Theme 10 – Love or like?

"Do you love her?" Al asked him once, during one of his and Winry's rare visits to Dublith. Ed choked on his bite of fish, coughing spasmodically, and it took several good whacks on the back and a swig of water out of a contritely offered canteen to get him breathing again.

When things had calmed down, the brothers sat gazing out across the lake again, dangling their legs over the edge of the cliff, while Ed thought over the question carefully. If Winry had been there with them, he might have answered differently; but she understood her old friends and their close bond very well, and had stayed behind at Izumi's to make herself useful at the butcher shop, while the brothers caught up on things with a few days' trip to Jack Island.

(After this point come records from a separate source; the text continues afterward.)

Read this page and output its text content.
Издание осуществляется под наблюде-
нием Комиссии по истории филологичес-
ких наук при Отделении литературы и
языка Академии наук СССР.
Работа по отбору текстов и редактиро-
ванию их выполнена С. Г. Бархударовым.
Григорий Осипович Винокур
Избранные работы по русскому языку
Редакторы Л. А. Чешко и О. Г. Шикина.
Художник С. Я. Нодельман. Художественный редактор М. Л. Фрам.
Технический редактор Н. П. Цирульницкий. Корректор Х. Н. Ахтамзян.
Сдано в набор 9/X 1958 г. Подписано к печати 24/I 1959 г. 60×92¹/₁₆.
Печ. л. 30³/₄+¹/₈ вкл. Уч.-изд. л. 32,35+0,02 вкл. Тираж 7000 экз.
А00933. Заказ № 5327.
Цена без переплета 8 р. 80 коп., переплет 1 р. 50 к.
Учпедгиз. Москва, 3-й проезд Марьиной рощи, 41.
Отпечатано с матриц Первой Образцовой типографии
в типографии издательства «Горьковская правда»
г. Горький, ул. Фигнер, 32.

So it was just Al and him, and he could afford to be perfectly honest without causing himself any trouble. For that matter, ten years ago the question would have been much more loaded; but Al's childhood crush on Winry had mellowed into a simpler, fiercely loyal affection. The worst he could expect if Al didn't like his answer was a punch in the face, and that was normal, and quite tolerable compared to the guilt of possibly breaking his brother's far-too-tender heart.

The sun sank toward the horizon and the waves beat a slow, soft rhythm against the shore as they sat in companionable silence, gnawing their roasted fish down to the bones. Ed thought over the last twenty-something years, from childhood play, to the searing pain and absolute trust of automail surgery, to the uncountable hours of teasing and talking over repairs, to the years of loneliness in another world, missing her smile as much as the limbs she'd given him. He weighed her bossiness and selfishness and eccentricity and occasional bouts of violence, against her cheerfulness and natural empathy and mechanical genius and the way her fingers lingered in his hair when she kissed him. And he thought of the utter contentment of knowing that, when this trip was over and they paddled their boat back to the shore, she would be waiting for him, ready to set out on their travels again. Together.

"Yeah," he said at last, tossing the stick that held the remains of his dinner into the lakewater that moved sunset-red below them, and turned to his brother with a smile. "You know, I think I do."